Veículo: Revista do Advogado
Autor(es): Dr. Mário Costa
Introduzido entre nós pela Lei nº 11.101/2005 (LRJF), o importante procedimento da recuperação judicial teve dentre seus entraves práticos, desde o início, a exigência de comprovação de regularidade fiscal como uma das condições para sua concessão judicial.¹
Como se sabe, a jurisprudência se consolidou no sentido de afastar a exigência de regularidade fiscal enquanto ausente o parcelamento de débitos fiscais de forma mais vantajosa, aos devedores em recuperação judicial (previsto no art. 68 da LRJF).
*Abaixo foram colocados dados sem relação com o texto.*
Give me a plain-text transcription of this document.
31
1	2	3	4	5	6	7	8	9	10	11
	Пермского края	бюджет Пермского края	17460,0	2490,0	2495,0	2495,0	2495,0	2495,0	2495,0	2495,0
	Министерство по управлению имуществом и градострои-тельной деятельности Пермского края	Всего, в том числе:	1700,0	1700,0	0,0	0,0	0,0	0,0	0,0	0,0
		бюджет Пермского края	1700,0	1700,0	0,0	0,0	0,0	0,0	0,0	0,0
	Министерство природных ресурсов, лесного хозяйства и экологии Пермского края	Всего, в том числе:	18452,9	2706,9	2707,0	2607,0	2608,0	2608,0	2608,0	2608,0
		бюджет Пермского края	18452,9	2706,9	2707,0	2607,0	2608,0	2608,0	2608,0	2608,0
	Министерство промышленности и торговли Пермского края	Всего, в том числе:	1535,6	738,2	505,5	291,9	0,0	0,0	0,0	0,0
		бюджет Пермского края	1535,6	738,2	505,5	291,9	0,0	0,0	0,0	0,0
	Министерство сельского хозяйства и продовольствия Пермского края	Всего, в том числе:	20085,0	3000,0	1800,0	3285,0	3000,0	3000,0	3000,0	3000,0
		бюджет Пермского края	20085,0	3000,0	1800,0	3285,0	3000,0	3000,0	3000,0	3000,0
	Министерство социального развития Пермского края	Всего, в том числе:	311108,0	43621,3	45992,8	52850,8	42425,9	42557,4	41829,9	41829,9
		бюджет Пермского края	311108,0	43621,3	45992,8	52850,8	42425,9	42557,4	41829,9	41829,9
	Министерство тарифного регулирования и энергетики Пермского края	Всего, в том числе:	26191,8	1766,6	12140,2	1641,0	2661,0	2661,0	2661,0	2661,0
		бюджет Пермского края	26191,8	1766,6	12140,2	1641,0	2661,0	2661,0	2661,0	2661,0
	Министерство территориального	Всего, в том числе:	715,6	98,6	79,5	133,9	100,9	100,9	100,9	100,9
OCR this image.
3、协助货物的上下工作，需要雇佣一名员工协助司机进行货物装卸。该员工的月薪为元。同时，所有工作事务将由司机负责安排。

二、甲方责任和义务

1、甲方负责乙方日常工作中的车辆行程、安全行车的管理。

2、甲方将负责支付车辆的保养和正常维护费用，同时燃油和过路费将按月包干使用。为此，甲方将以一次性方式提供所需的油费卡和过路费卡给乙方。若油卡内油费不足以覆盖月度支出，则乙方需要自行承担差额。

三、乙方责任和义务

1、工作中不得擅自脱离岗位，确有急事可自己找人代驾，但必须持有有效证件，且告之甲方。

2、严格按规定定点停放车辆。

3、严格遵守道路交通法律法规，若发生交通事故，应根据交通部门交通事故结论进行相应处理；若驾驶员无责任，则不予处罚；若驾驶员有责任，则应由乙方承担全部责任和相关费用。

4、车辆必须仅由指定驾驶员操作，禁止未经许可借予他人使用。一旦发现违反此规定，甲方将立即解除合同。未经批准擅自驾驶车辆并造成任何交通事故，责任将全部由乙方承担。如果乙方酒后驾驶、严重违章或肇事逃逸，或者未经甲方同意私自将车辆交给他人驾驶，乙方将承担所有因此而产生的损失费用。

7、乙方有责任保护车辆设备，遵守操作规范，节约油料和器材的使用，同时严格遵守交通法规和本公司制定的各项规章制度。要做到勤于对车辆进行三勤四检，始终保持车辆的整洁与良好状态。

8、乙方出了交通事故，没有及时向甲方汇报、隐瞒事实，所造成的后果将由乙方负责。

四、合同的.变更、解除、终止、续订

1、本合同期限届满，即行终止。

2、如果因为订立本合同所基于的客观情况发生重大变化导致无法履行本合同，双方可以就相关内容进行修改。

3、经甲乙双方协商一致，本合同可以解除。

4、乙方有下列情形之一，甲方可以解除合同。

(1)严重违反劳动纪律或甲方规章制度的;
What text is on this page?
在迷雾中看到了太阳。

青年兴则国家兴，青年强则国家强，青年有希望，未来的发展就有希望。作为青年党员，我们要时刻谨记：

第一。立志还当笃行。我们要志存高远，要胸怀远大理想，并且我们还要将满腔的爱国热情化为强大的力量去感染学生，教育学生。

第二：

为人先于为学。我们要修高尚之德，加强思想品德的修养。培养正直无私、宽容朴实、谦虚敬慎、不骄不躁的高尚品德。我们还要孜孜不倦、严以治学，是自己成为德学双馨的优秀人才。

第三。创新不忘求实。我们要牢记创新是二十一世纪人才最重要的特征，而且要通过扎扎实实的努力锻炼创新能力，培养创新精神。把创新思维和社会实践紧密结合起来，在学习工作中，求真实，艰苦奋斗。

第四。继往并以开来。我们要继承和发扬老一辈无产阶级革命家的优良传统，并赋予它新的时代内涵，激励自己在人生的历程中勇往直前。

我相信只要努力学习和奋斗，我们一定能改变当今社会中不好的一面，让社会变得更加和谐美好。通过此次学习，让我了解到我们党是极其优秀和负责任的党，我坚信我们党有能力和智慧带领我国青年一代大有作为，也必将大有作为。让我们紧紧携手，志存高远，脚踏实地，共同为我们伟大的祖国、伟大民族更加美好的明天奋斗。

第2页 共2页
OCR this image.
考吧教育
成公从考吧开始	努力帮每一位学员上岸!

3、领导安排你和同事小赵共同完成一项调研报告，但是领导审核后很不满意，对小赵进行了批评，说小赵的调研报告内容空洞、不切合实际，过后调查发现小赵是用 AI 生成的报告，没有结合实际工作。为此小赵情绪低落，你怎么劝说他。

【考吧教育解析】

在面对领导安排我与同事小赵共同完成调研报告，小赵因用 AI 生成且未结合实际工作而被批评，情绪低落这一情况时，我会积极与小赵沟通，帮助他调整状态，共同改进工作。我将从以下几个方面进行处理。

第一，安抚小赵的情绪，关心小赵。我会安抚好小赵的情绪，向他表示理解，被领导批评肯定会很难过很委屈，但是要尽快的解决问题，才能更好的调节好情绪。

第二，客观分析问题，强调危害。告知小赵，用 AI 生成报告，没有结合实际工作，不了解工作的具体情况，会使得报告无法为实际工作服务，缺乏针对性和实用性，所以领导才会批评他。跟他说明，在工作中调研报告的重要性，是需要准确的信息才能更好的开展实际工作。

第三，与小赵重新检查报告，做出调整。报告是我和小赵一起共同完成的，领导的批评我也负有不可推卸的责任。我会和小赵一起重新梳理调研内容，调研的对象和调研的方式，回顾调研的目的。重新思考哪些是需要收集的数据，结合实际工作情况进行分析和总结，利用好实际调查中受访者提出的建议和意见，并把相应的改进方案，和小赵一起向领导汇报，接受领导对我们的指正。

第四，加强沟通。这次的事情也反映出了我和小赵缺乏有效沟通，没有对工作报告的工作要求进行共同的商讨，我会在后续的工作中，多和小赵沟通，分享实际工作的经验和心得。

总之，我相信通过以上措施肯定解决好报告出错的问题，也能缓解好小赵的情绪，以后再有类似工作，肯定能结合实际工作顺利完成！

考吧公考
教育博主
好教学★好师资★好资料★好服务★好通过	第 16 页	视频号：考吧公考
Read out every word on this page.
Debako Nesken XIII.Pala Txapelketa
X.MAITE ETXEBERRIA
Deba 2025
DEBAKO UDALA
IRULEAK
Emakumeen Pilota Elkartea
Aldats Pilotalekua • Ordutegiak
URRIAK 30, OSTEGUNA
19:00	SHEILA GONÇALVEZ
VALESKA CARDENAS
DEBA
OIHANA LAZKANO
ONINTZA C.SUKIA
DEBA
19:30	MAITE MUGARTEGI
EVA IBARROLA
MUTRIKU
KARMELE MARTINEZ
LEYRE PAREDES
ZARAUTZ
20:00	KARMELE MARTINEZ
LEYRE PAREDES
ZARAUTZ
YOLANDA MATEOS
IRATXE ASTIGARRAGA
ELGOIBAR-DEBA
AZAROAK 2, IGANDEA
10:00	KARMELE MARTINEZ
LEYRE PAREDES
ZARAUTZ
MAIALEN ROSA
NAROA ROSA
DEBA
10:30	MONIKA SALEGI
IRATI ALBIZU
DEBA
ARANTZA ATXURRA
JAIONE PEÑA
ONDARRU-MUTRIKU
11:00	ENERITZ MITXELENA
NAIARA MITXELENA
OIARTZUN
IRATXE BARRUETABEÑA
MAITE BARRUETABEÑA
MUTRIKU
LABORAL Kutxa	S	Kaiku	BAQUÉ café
Assim se verificou, como consignou a Corte Especial do Superior Tribunal de Justiça (STJ), sob o pressuposto de que “O parcelamento tributário é direito da empresa em recuperação judicial que conduz a situação de regularidade fiscal, de modo que eventual descumprimento do que dispõe o art. 57 da LRF só pode ser atribuído, ao menos imediatamente e por ora, à ausência de legislação específica que discipline o parcelamento em sede de recuperação judicial, não constituindo ônus do contribuinte, enquanto se fizer inerte o legislador, a apresentação de certidões de regularidade fiscal para que lhe seja concedida a recuperação”.²
Afinal, como então bem asseverou o ministro Luis Felipe Salomão, “nenhuma interpretação pode ser aceita se dela resulta circunstância que – além de não fomentar – inviabilize a superação da crise empresarial, com consequências perniciosas ao objeto de preservação da empresa economicamente viável, à manutenção da fonte produtora e dos postos de trabalho, além de não atender a nenhum interesse legítimo dos credores”.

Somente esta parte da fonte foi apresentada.